The amendment is a response to the COVID-19 pandemic and expires on 1 October 2020. It is now in force.

It extends the exempt development code to allow the use of ‘retail supply chain premises’ at any time for the purpose of supplying goods directly or indirectly to retail premises without a new development consent or a modification to an existing consent.

This provision does not allow an extension of trading hours by which members of the public can shop.  It only permits an extension of hours for the delivery of goods to retail premises.

‘Retail supply chain premises’ means:

  1. port facilities,
  2. warehouse or distribution centres,
  3. retail premises.

The provision is subject to the following conditions:

  • the premises concerned must have a development consent;
  • all conditions of that development consent must be satisfied — other than the conditions that restrict the hours of operation of the premises or the frequency or movement of vehicles; and
  • when operations are taking place outside of the hours that would normally be permitted, steps must be taken to reduce noise (the nature of such steps is left to the proponent to work out).

However, the existing general exclusions from the exempt development code still apply. In brief terms, this has several implications.

Firstly, the exemption does not include certain mapped areas. Large parts of the former local government area of Botany Bay are excluded, including the significant Patrick Terminal facilities at Port Botany. Parts of the former Wyong local government area are also excluded.

Secondly, the new temporary exemption does not apply to state heritage listed sites unless a separate exemption is in place under the Heritage Act 1977. This could mean shopping precincts such as Greenwood Plaza in North Sydney (a shopping centre equipped with a supermarket) would not benefit from the new temporary exempt development provisions.

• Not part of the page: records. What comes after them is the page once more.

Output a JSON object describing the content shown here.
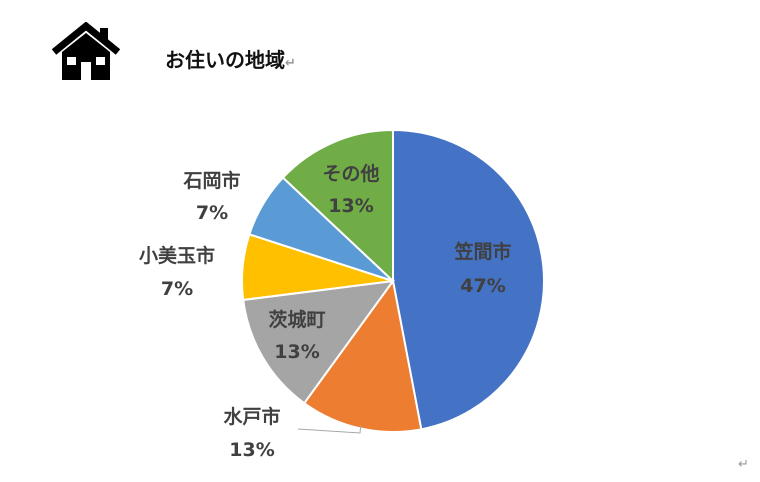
{
  "header": {
    "title": "お住いの地域",
    "icon": "house-icon",
    "return_mark": "↵"
  },
  "footer": {
    "return_mark": "↵"
  },
  "chart_data": {
    "type": "pie",
    "title": "",
    "start_angle_deg": 0,
    "direction": "clockwise",
    "slices": [
      {
        "label": "笠間市",
        "value": 47,
        "percent_label": "47%",
        "color": "#4472C4",
        "label_position": "inside"
      },
      {
        "label": "水戸市",
        "value": 13,
        "percent_label": "13%",
        "color": "#ED7D31",
        "label_position": "outside"
      },
      {
        "label": "茨城町",
        "value": 13,
        "percent_label": "13%",
        "color": "#A5A5A5",
        "label_position": "inside"
      },
      {
        "label": "小美玉市",
        "value": 7,
        "percent_label": "7%",
        "color": "#FFC000",
        "label_position": "outside"
      },
      {
        "label": "石岡市",
        "value": 7,
        "percent_label": "7%",
        "color": "#5B9BD5",
        "label_position": "outside"
      },
      {
        "label": "その他",
        "value": 13,
        "percent_label": "13%",
        "color": "#70AD47",
        "label_position": "inside"
      }
    ]
  }
}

Thirdly, the exemption will not apply to a building that does not have a current fire safety certificate (or, if there is no certificate, no fire safety measures are currently implemented, required or proposed for the building).

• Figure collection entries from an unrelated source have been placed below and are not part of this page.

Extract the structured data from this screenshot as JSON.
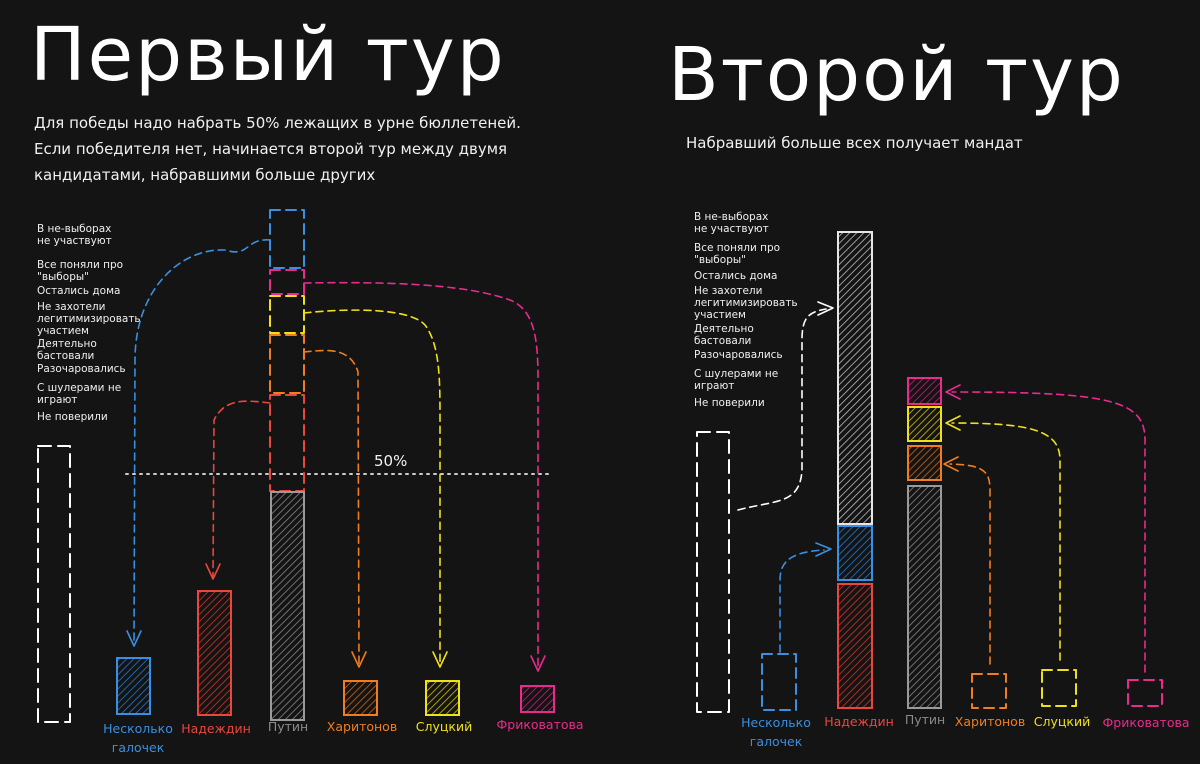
{
  "round1": {
    "title": "Первый тур",
    "description": "Для победы надо набрать 50% лежащих в урне бюллетеней. Если победителя нет, начинается второй тур между двумя кандидатами, набравшими больше других",
    "threshold_label": "50%",
    "reasons": [
      "В не-выборах\nне участвуют",
      "Все поняли про\n\"выборы\"",
      "Остались дома",
      "Не захотели\nлегитимизировать\nучастием",
      "Деятельно\nбастовали",
      "Разочаровались",
      "С шулерами не\nиграют",
      "Не поверили"
    ]
  },
  "round2": {
    "title": "Второй тур",
    "description": "Набравший больше всех получает мандат",
    "reasons": [
      "В не-выборах\nне участвуют",
      "Все поняли про\n\"выборы\"",
      "Остались дома",
      "Не захотели\nлегитимизировать\nучастием",
      "Деятельно\nбастовали",
      "Разочаровались",
      "С шулерами не\nиграют",
      "Не поверили"
    ]
  },
  "candidates": [
    {
      "key": "multi",
      "name": "Несколько\nгалочек",
      "color": "#3a8fe0"
    },
    {
      "key": "nadezhdin",
      "name": "Надеждин",
      "color": "#e8473c"
    },
    {
      "key": "putin",
      "name": "Путин",
      "color": "#8a8a8a"
    },
    {
      "key": "kharitonov",
      "name": "Харитонов",
      "color": "#f07d1e"
    },
    {
      "key": "slutsky",
      "name": "Слуцкий",
      "color": "#f0e019"
    },
    {
      "key": "frikovatova",
      "name": "Фриковатова",
      "color": "#e82b8c"
    }
  ],
  "colors": {
    "background": "#141414",
    "abstain": "#ffffff"
  }
}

First ever ‘public health risk area’

The NSW Government has created the first ‘public health risk area’ in the state (using long-standing dormant powers).

Under the newly-published Public Health (COVID-19 Lord Howe Island) Order 2020 the state’s first ‘public risk area’ is Lord Howe Island. In simple terms, the order establishing the risk area prohibits access to the island for tourists — and other non-residents (who are not providing essential services to the island).

This has been done to prevent the spread of COVID-19 to the island, on the basis that local health services have limited capacity to provide critical medical care to patients with severe COVID-19 infections.

There has been some suggestion from the Prime Minister, Scott Morrison, that suburbs of Sydney could be quarantined. If this is done, it could happen using these ‘public risk area’ powers under the NSW law. It could also be done by the Australian Government directly using its powers under the Biosecurity Act 2015.

Where to next?

A difficulty is that the regulatory environment is changing so quickly, members of the public and businesses are not getting enough time to implement their obligations, before the next set of rules are announced. It seems further changes may only be days away.